Parents' evening. Lots of them waiting. And I have a difficult one in front of me who seems to have no awareness of the frustrated queue behind him. Maybe I should give a quick nod of the head towards them to make him aware? But something tells me he wouldn't care. Even his wife and quiet son (who is as good as gold in class) look embarrassed to be sitting there so long.
It started off easily enough - "pleased to meet you", "your son's progress ..." "He's excellent in class ..." But then I brought up levels. The dreaded levels. What level the child is working at now and what level he should be working towards. That is when I was bombarded with more questions than I have ever had in teaching - and that includes at job interview. "Why is he at that level?" "When will he meet his target level?" "What set will he be in next year?" "Will what set he goes in reflect his target level or his current working level?" I tried my best to fend off each question, as I felt the beginnings of a headache form.

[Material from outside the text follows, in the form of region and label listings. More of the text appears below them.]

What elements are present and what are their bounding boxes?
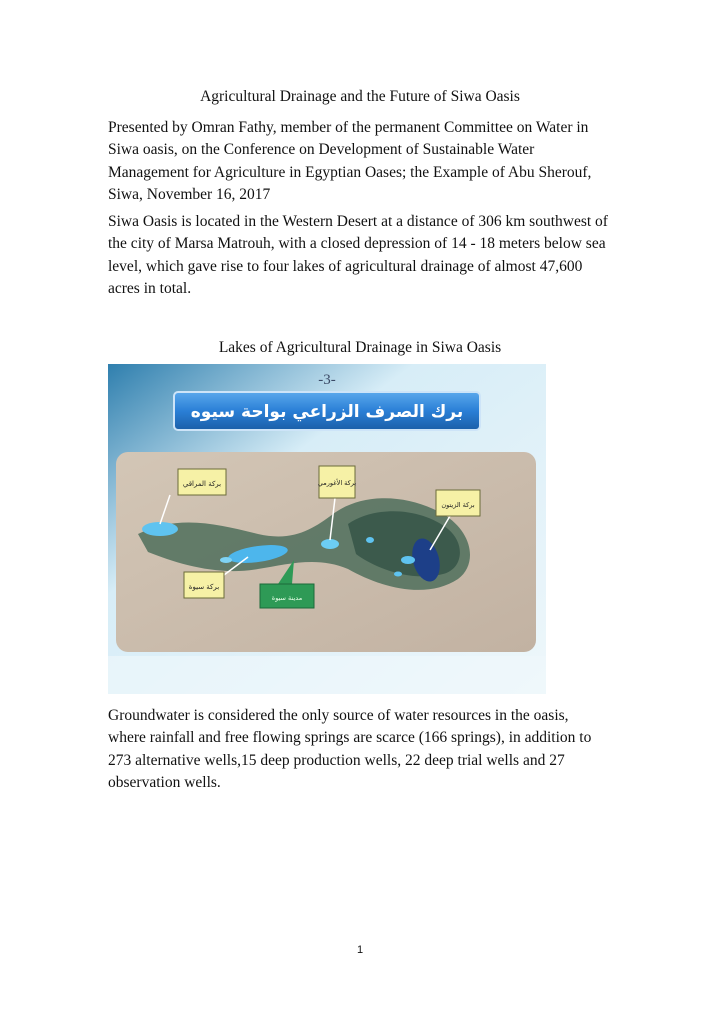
groundwater-paragraph: Groundwater is considered the only source of water resources in the oasis, where rainfall and free flowing springs are scarce (166 springs), in addition to 273 alternative wells,15 deep production wells, 22 deep trial wells and 27 observation wells.: [108, 707, 592, 792]
siwa-lakes-figure: [108, 364, 546, 694]
lake-maraqi: [142, 522, 178, 536]
slide-number: -3-: [318, 372, 336, 388]
callout-maraqi-label: بركة المراقي: [182, 480, 222, 488]
intro-paragraph: Presented by Omran Fathy, member of the permanent Committee on Water in Siwa oasis, on the Conference on Development of Sustainable Water Management for Agriculture in Egyptian Oases; the Example of Abu Sherouf, Siwa, November 16, 2017: [108, 119, 592, 204]
lake-aghormi: [321, 539, 339, 549]
callout-city-label: مدينة سيوة: [271, 594, 303, 602]
callout-aghormi-label: بركة الأغورمي: [317, 479, 357, 487]
banner-title: برك الصرف الزراعي بواحة سيوه: [190, 402, 464, 422]
figure-caption: Lakes of Agricultural Drainage in Siwa Oasis: [218, 339, 502, 356]
location-paragraph: Siwa Oasis is located in the Western Desert at a distance of 306 km southwest of the city of Marsa Matrouh, with a closed depression of 14 - 18 meters below sea level, which gave rise to four lakes of agricultural drainage of almost 47,600 acres in total.: [108, 213, 608, 298]
document-title: Agricultural Drainage and the Future of Siwa Oasis: [200, 88, 520, 105]
callout-zeitoun-label: بركة الزيتون: [441, 501, 475, 509]
callout-siwa-label: بركة سيوة: [188, 583, 220, 591]
siwa-map-image: [108, 364, 546, 694]
page-number: 1: [356, 944, 364, 956]
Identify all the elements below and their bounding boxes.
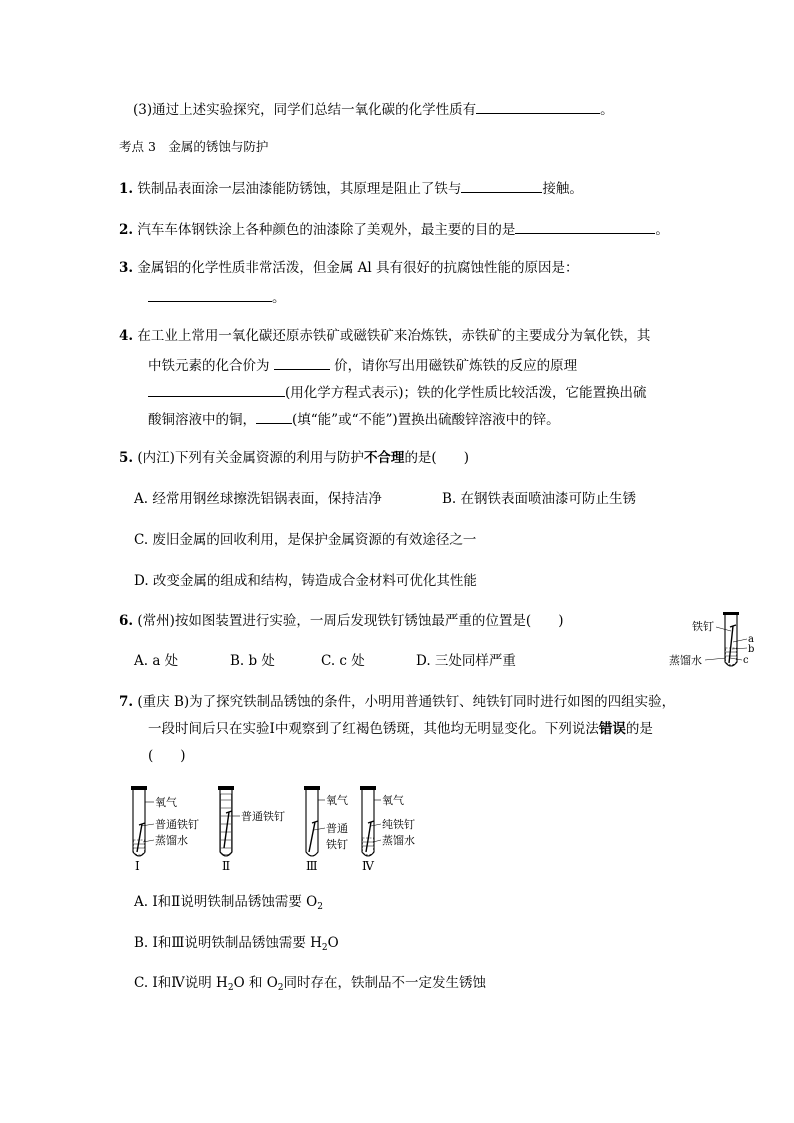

The conversation gradually became more and more abstract, with the words "levels", "targets" and "setting" bouncing back and forth between us. "Who is this guy?" I thought. Should I be making judgments about the fact that he has lost some teeth? At the back of my mind I thought about the possibility of him having been placed in the wrong set when he was at school and now he was out to "get" teachers. His son was in Year 7 - what would this parent be like by the time he was doing his GCSEs? When, at last, he begrudgingly moved off (probably after a kick under the table from his wife), I felt like lying down in a dark room rather than seeing the assembled hordes who were growing more impatient by the second.
The writer is a secondary English teacher.